On September 28, 1998, Sanchez filed a motion for leave to file an interlocutory appeal.4 See Notice of Motion for Leave to File an Interlocutory Appeal (filed Sept. 28.1998). On October 7, 1998, after considering Sanchez's moving papers and the Government's October 6, 1998 letter-brief in opposition, I denied Sanchez's motion for leave to file an interlocutory appeal for the following reason:

The Court having found that a grant of leave to file an interlocutory appeal would be improper at this time, see United States v. Gottlieb, 817 F.2d 475, 476 (8th Cir.1987) (stating that the proper time to challenge an order denying a motion to withdraw a plea of guilty is after sentencing when the decision is final); see also Midland Asphalt Corp. v. United States, 489 U.S. 794, 798-99, 109 S.Ct. 1494, 103 L.Ed.2d 879 (1989) (stating that, in criminal cases, 28 U.S.C. § 1291 limits the jurisdiction of courts of appeals to final decisions of the district court "after conviction and imposition of sentence"); Abney v. United States, 431 U.S. 651, 97 S.Ct. 2034, 52 L.Ed.2d 651 (1977) (noting the primacy of the final judgment rule governing appeals in criminal cases); ... Defendant's motion for leave to file an interlocutory appeal is hereby DENIED[.]

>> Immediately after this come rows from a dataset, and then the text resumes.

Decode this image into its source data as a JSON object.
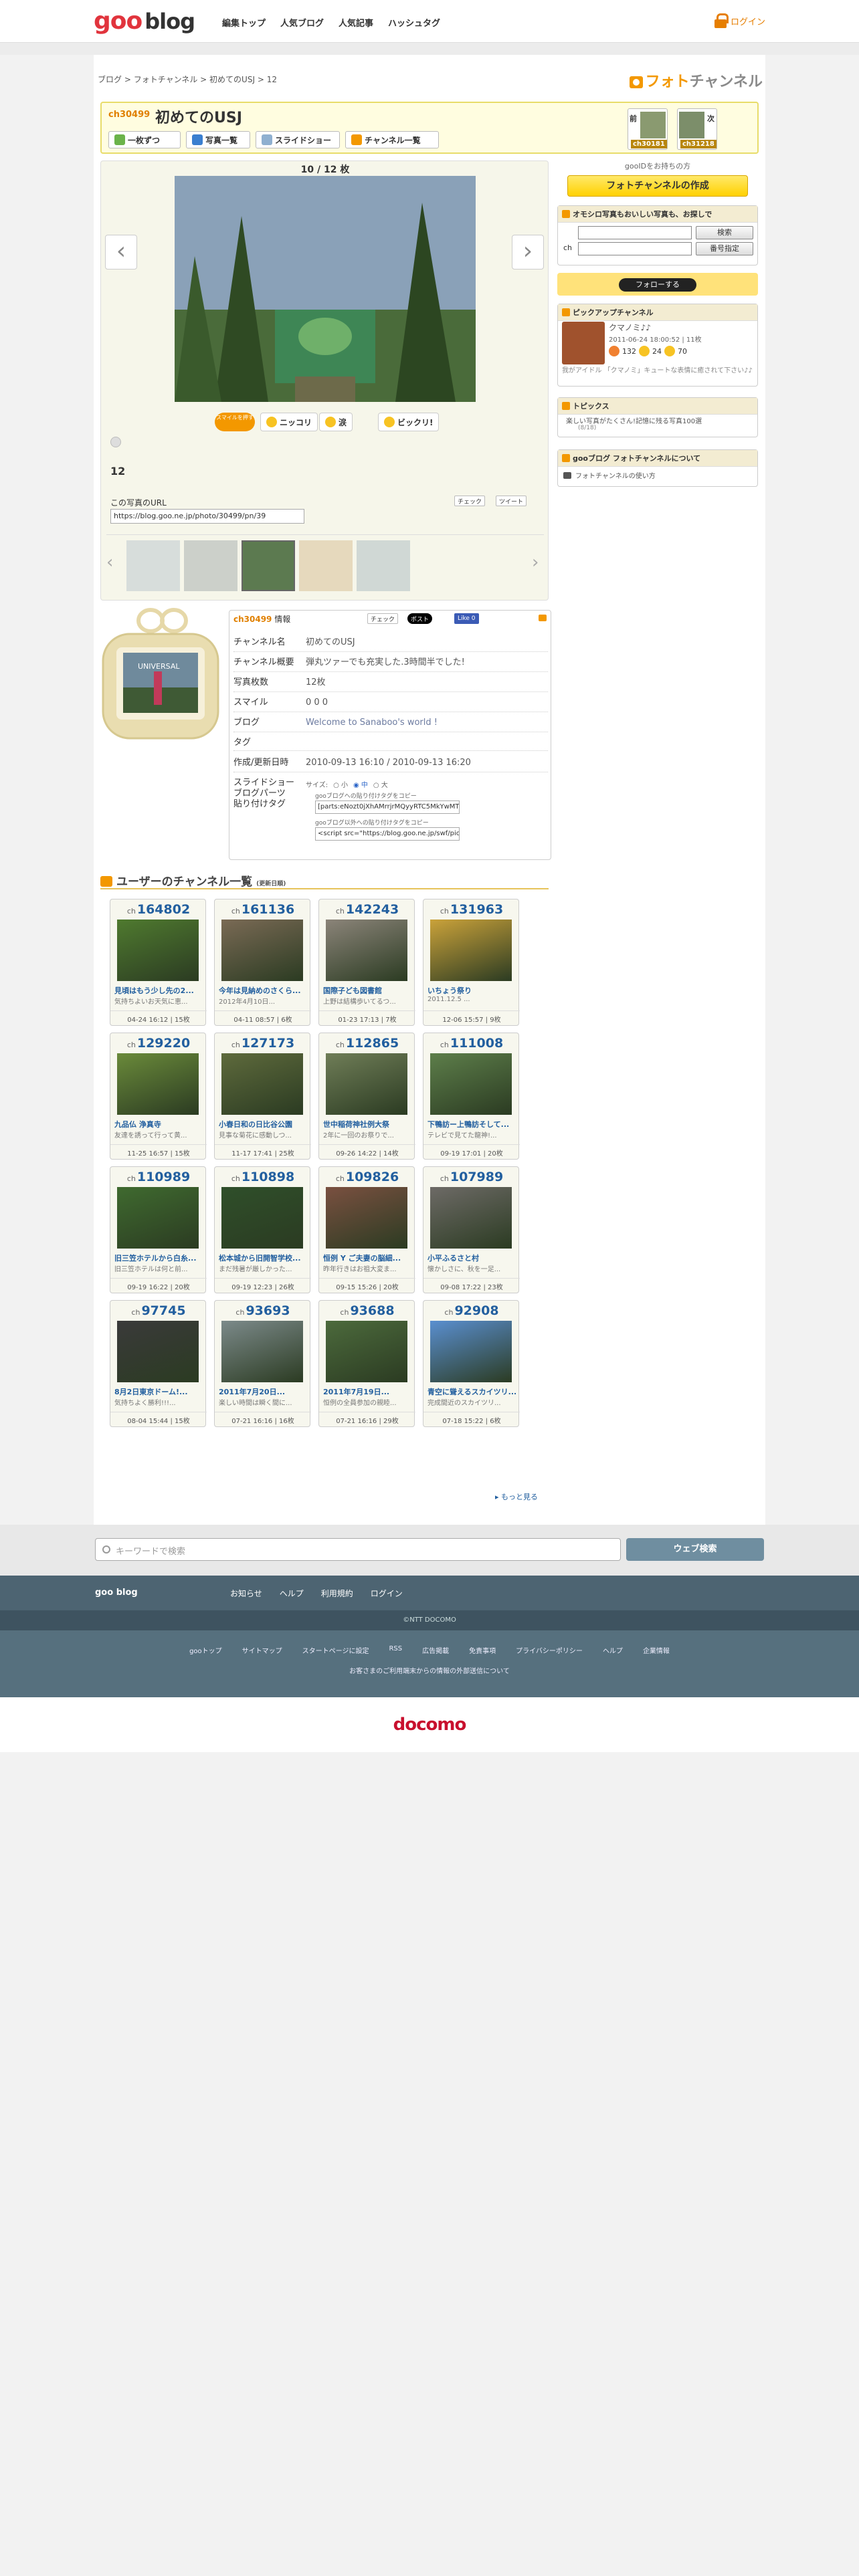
{
  "header": {
    "logo_goo": "goo",
    "logo_blog": "blog",
    "nav": [
      "編集トップ",
      "人気ブログ",
      "人気記事",
      "ハッシュタグ"
    ],
    "login": "ログイン"
  },
  "breadcrumb": [
    "ブログ",
    "フォトチャンネル",
    "初めてのUSJ",
    "12"
  ],
  "page_title": {
    "main": "フォト",
    "sub": "チャンネル"
  },
  "channel": {
    "number": "ch30499",
    "name": "初めてのUSJ",
    "toolbar": [
      "一枚ずつ",
      "写真一覧",
      "スライドショー",
      "チャンネル一覧"
    ],
    "prev_label": "前",
    "prev_no": "ch30181",
    "next_label": "次",
    "next_no": "ch31218"
  },
  "viewer": {
    "count": "10 / 12 枚",
    "badge": "スマイルを押す",
    "emotions": [
      "ニッコリ",
      "涙",
      "ビックリ!"
    ],
    "photo_number": "12",
    "url_label": "この写真のURL",
    "url_value": "https://blog.goo.ne.jp/photo/30499/pn/39",
    "check": "チェック",
    "tweet": "ツイート"
  },
  "sidebar": {
    "gooid_text": "gooIDをお持ちの方",
    "create_button": "フォトチャンネルの作成",
    "search_title": "オモシロ写真もおいしい写真も、お探しで",
    "search_button": "検索",
    "ch_label": "ch",
    "number_button": "番号指定",
    "follow_button": "フォローする",
    "pickup_title": "ピックアップチャンネル",
    "pickup_name": "クマノミ♪♪",
    "pickup_meta": "2011-06-24 18:00:52 | 11枚",
    "pickup_counts": [
      "132",
      "24",
      "70"
    ],
    "pickup_desc": "我がアイドル 「クマノミ」キュートな表情に癒されて下さい♪♪",
    "topics_title": "トピックス",
    "topics_text": "楽しい写真がたくさん!記憶に残る写真100選",
    "topics_date": "(8/18)",
    "about_title": "gooブログ フォトチャンネルについて",
    "about_link": "フォトチャンネルの使い方"
  },
  "info": {
    "number": "ch30499",
    "heading": "情報",
    "check": "チェック",
    "post": "ポスト",
    "like": "Like 0",
    "tv_label": "UNIVERSAL",
    "rows": [
      {
        "k": "チャンネル名",
        "v": "初めてのUSJ"
      },
      {
        "k": "チャンネル概要",
        "v": "弾丸ツァーでも充実した.3時間半でした!"
      },
      {
        "k": "写真枚数",
        "v": "12枚"
      },
      {
        "k": "スマイル",
        "v": "0  0  0"
      },
      {
        "k": "ブログ",
        "v": "Welcome to Sanaboo's world !"
      },
      {
        "k": "タグ",
        "v": ""
      },
      {
        "k": "作成/更新日時",
        "v": "2010-09-13 16:10 / 2010-09-13 16:20"
      }
    ],
    "slideshow_label": "スライドショー",
    "blogparts_label": "ブログパーツ",
    "tag_label": "貼り付けタグ",
    "size_label": "サイズ:",
    "sizes": [
      "小",
      "中",
      "大"
    ],
    "copy1": "gooブログへの貼り付けタグをコピー",
    "tag1": "[parts:eNozt0jXhAMrrjrMQyyRTC5MkYwMT",
    "copy2": "gooブログ以外への貼り付けタグをコピー",
    "tag2": "<script src=\"https://blog.goo.ne.jp/swf/pic"
  },
  "list": {
    "title": "ユーザーのチャンネル一覧",
    "sub": "(更新日順)",
    "more": "もっと見る",
    "prefix": "ch",
    "cards": [
      {
        "no": "164802",
        "title": "見頃はもう少し先の2...",
        "desc": "気持ちよいお天気に恵...",
        "meta": "04-24 16:12 | 15枚",
        "c": "#4f7a2f"
      },
      {
        "no": "161136",
        "title": "今年は見納めのさくら...",
        "desc": "2012年4月10日...",
        "meta": "04-11 08:57 | 6枚",
        "c": "#7a6a55"
      },
      {
        "no": "142243",
        "title": "国際子ども図書館",
        "desc": "上野は結構歩いてるつ...",
        "meta": "01-23 17:13 | 7枚",
        "c": "#8b8479"
      },
      {
        "no": "131963",
        "title": "いちょう祭り",
        "desc": "2011.12.5  ...",
        "meta": "12-06 15:57 | 9枚",
        "c": "#caa23a"
      },
      {
        "no": "129220",
        "title": "九品仏 浄真寺",
        "desc": "友達を誘って行って黄...",
        "meta": "11-25 16:57 | 15枚",
        "c": "#6a8a3a"
      },
      {
        "no": "127173",
        "title": "小春日和の日比谷公園",
        "desc": "見事な菊花に感動しつ...",
        "meta": "11-17 17:41 | 25枚",
        "c": "#5e6a3c"
      },
      {
        "no": "112865",
        "title": "世中稲荷神社例大祭",
        "desc": "2年に一回のお祭りで...",
        "meta": "09-26 14:22 | 14枚",
        "c": "#6f7d57"
      },
      {
        "no": "111008",
        "title": "下鴨訪ー上鴨訪そして...",
        "desc": "テレビで見てた龍神!...",
        "meta": "09-19 17:01 | 20枚",
        "c": "#5d7e4a"
      },
      {
        "no": "110989",
        "title": "旧三笠ホテルから白糸...",
        "desc": "旧三笠ホテルは何と前...",
        "meta": "09-19 16:22 | 20枚",
        "c": "#3f6a2f"
      },
      {
        "no": "110898",
        "title": "松本城から旧開智学校...",
        "desc": "まだ残暑が厳しかった...",
        "meta": "09-19 12:23 | 26枚",
        "c": "#2f4f2a"
      },
      {
        "no": "109826",
        "title": "恒例 Y ご夫妻の脳細...",
        "desc": "昨年行きはお祖大変ま...",
        "meta": "09-15 15:26 | 20枚",
        "c": "#7a5040"
      },
      {
        "no": "107989",
        "title": "小平ふるさと村",
        "desc": "懐かしさに、秋を一足...",
        "meta": "09-08 17:22 | 23枚",
        "c": "#6d6a66"
      },
      {
        "no": "97745",
        "title": "8月2日東京ドーム!...",
        "desc": "気持ちよく勝利!!!...",
        "meta": "08-04 15:44 | 15枚",
        "c": "#3a3a3a"
      },
      {
        "no": "93693",
        "title": "2011年7月20日...",
        "desc": "楽しい時間は瞬く間に...",
        "meta": "07-21 16:16 | 16枚",
        "c": "#7c8a8a"
      },
      {
        "no": "93688",
        "title": "2011年7月19日...",
        "desc": "恒例の全員参加の親睦...",
        "meta": "07-21 16:16 | 29枚",
        "c": "#4c6a3c"
      },
      {
        "no": "92908",
        "title": "青空に聳えるスカイツリ...",
        "desc": "完成間近のスカイツリ...",
        "meta": "07-18 15:22 | 6枚",
        "c": "#5a8fd0"
      }
    ]
  },
  "search": {
    "placeholder": "キーワードで検索",
    "button": "ウェブ検索"
  },
  "footer": {
    "brand": "goo blog",
    "links1": [
      "お知らせ",
      "ヘルプ",
      "利用規約",
      "ログイン"
    ],
    "copyright": "©NTT DOCOMO",
    "links2": [
      "gooトップ",
      "サイトマップ",
      "スタートページに設定",
      "RSS",
      "広告掲載",
      "免責事項",
      "プライバシーポリシー",
      "ヘルプ",
      "企業情報"
    ],
    "note": "お客さまのご利用端末からの情報の外部送信について",
    "docomo": "docomo"
  },
  "colors": {
    "accent": "#f39800",
    "link": "#225f9f",
    "brand": "#e1343d"
  }
}
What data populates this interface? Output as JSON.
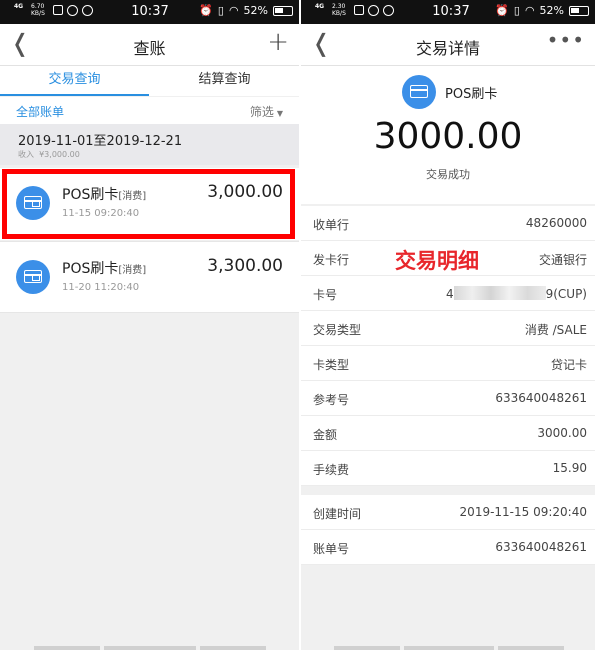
{
  "status_bar": {
    "network": "4G",
    "speed_left": "6.70",
    "speed_right": "2.30",
    "speed_unit": "KB/S",
    "time": "10:37",
    "battery": "52%"
  },
  "list_screen": {
    "title": "查账",
    "back_icon": "chevron-left-icon",
    "add_icon": "plus-icon",
    "tabs": [
      "交易查询",
      "结算查询"
    ],
    "active_tab": 0,
    "all_bills": "全部账单",
    "filter": "筛选",
    "date_range": "2019-11-01至2019-12-21",
    "income_label": "收入",
    "income_value": "¥3,000.00",
    "transactions": [
      {
        "name": "POS刷卡",
        "tag": "[消费]",
        "time": "11-15 09:20:40",
        "amount": "3,000.00",
        "icon": "card-icon",
        "highlighted": true
      },
      {
        "name": "POS刷卡",
        "tag": "[消费]",
        "time": "11-20 11:20:40",
        "amount": "3,300.00",
        "icon": "card-icon",
        "highlighted": false
      }
    ]
  },
  "detail_screen": {
    "title": "交易详情",
    "more_icon": "more-icon",
    "name": "POS刷卡",
    "amount": "3000.00",
    "status": "交易成功",
    "annotation": "交易明细",
    "rows": [
      {
        "label": "收单行",
        "value": "48260000"
      },
      {
        "label": "发卡行",
        "value": "交通银行"
      },
      {
        "label": "卡号",
        "value_start": "4",
        "value_end": "9(CUP)"
      },
      {
        "label": "交易类型",
        "value": "消费 /SALE"
      },
      {
        "label": "卡类型",
        "value": "贷记卡"
      },
      {
        "label": "参考号",
        "value": "633640048261"
      },
      {
        "label": "金额",
        "value": "3000.00"
      },
      {
        "label": "手续费",
        "value": "15.90"
      }
    ],
    "rows2": [
      {
        "label": "创建时间",
        "value": "2019-11-15 09:20:40"
      },
      {
        "label": "账单号",
        "value": "633640048261"
      }
    ]
  },
  "colors": {
    "accent": "#2a8fe0",
    "icon_blue": "#3b8fe8",
    "highlight_red": "#ff0000",
    "annotation_red": "#e8262b"
  }
}
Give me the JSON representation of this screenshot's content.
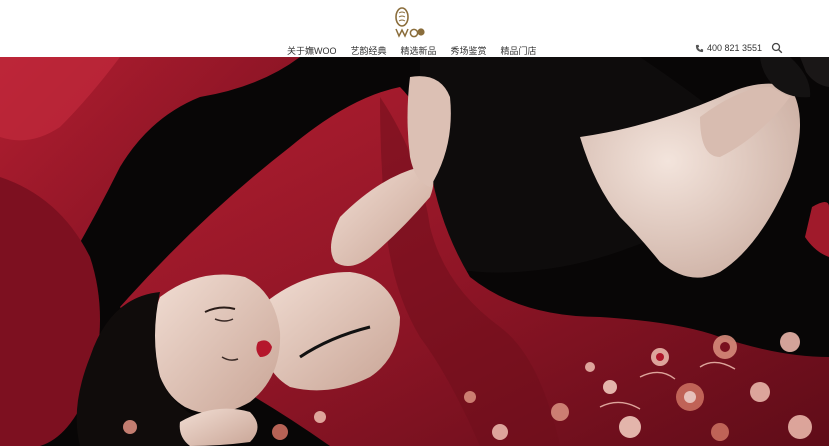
{
  "brand": {
    "logo_name": "woo-logo-icon",
    "colors": {
      "logo_gold": "#8a6d3b",
      "nav_text": "#333333"
    }
  },
  "nav": {
    "items": [
      {
        "label": "关于嫵WOO"
      },
      {
        "label": "艺韵经典"
      },
      {
        "label": "精选新品"
      },
      {
        "label": "秀场鉴赏"
      },
      {
        "label": "精品门店"
      }
    ]
  },
  "contact": {
    "phone": "400 821 3551",
    "phone_icon": "phone-icon",
    "search_icon": "search-icon"
  },
  "hero": {
    "colors": {
      "background": "#080606",
      "silk_red": "#a11a2b",
      "silk_dark": "#6f0f1c",
      "skin": "#e7cfc4",
      "embroidery": "#e9b5a9"
    }
  }
}
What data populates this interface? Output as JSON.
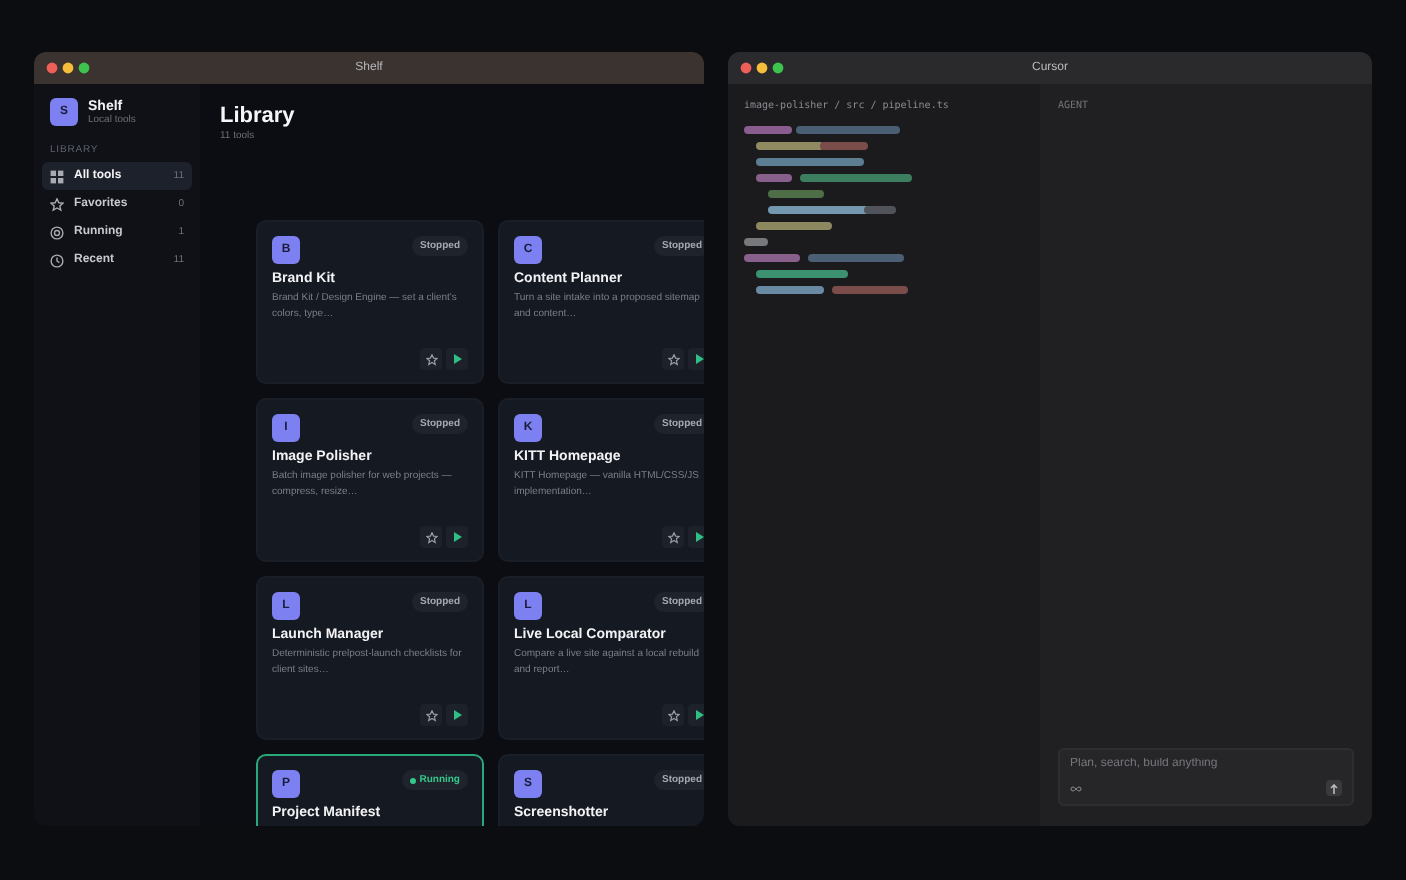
{
  "shelf_window": {
    "title": "Shelf"
  },
  "sidebar": {
    "app_name": "Shelf",
    "app_subtitle": "Local tools",
    "avatar": "S",
    "section": "LIBRARY",
    "items": [
      {
        "label": "All tools",
        "count": "11",
        "selected": true,
        "kind": "grid"
      },
      {
        "label": "Favorites",
        "count": "0",
        "selected": false,
        "kind": "star"
      },
      {
        "label": "Running",
        "count": "1",
        "selected": false,
        "kind": "running"
      },
      {
        "label": "Recent",
        "count": "11",
        "selected": false,
        "kind": "recent"
      }
    ]
  },
  "library": {
    "title": "Library",
    "subtitle": "11 tools",
    "cards": [
      {
        "letter": "B",
        "name": "Brand Kit",
        "description": "Brand Kit / Design Engine — set a client's colors, type…",
        "status": "Stopped",
        "running": false
      },
      {
        "letter": "C",
        "name": "Content Planner",
        "description": "Turn a site intake into a proposed sitemap and content…",
        "status": "Stopped",
        "running": false
      },
      {
        "letter": "I",
        "name": "Image Polisher",
        "description": "Batch image polisher for web projects — compress, resize…",
        "status": "Stopped",
        "running": false
      },
      {
        "letter": "K",
        "name": "KITT Homepage",
        "description": "KITT Homepage — vanilla HTML/CSS/JS implementation…",
        "status": "Stopped",
        "running": false
      },
      {
        "letter": "L",
        "name": "Launch Manager",
        "description": "Deterministic prelpost-launch checklists for client sites…",
        "status": "Stopped",
        "running": false
      },
      {
        "letter": "L",
        "name": "Live Local Comparator",
        "description": "Compare a live site against a local rebuild and report…",
        "status": "Stopped",
        "running": false
      },
      {
        "letter": "P",
        "name": "Project Manifest",
        "status": "Running",
        "running": true
      },
      {
        "letter": "S",
        "name": "Screenshotter",
        "status": "Stopped",
        "running": false
      }
    ]
  },
  "cursor_window": {
    "title": "Cursor",
    "breadcrumb": "image-polisher / src / pipeline.ts",
    "agent_label": "AGENT",
    "prompt": {
      "placeholder": "Plan, search, build anything"
    }
  }
}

See Amended Order of the Court (filed Oct. 7, 1998).

On October 13, 1998, Sanchez filed a notice of motion for reargument of the Court's October 7, 1998, order denying his motion for leave to file an interlocutory appeal from the Court's opinion and order of August 26, 1998, denying his motion for withdrawal of his guilty plea. See Notice of Motion for Reconsideration (filed Oct. 13, 1998). After a thorough and careful review of the record, my prior orders, and the submissions of Sanchez and the Government, I denied Sanchez's motion for reargument, concluding that I had not overlooked any matter or controlling decision. See Opinion of Oct. 23, 1998.

On October 8, 1998, the United States Probation Office ("Probation Office") prepared a Presentence Investigation Report. See PSI (prepared Oct. 8, 1998, revised Oct. 23, 1998). Applying federal sentencing guideline § 2B5.1(a), Probation computed the base offense level to be nine. See PSI ¶ 18. "Because [Sanchez's] offense involved $100,000.00 worth of counterfeit currency, the offense level [was] increased six levels, pursuant to [United States Sentencing Guideline] § 2B5.1(b)(1),5 which references the table at [USSG] § 2F1.1(b)(1)(G)." See PSI ¶ 19. No other adjustments were made to the offense level, resulting in a total offense level of 15. See id. ¶ 28. The Probation Officer computed Sanchez's criminal history category as "I." Id. ¶ 31.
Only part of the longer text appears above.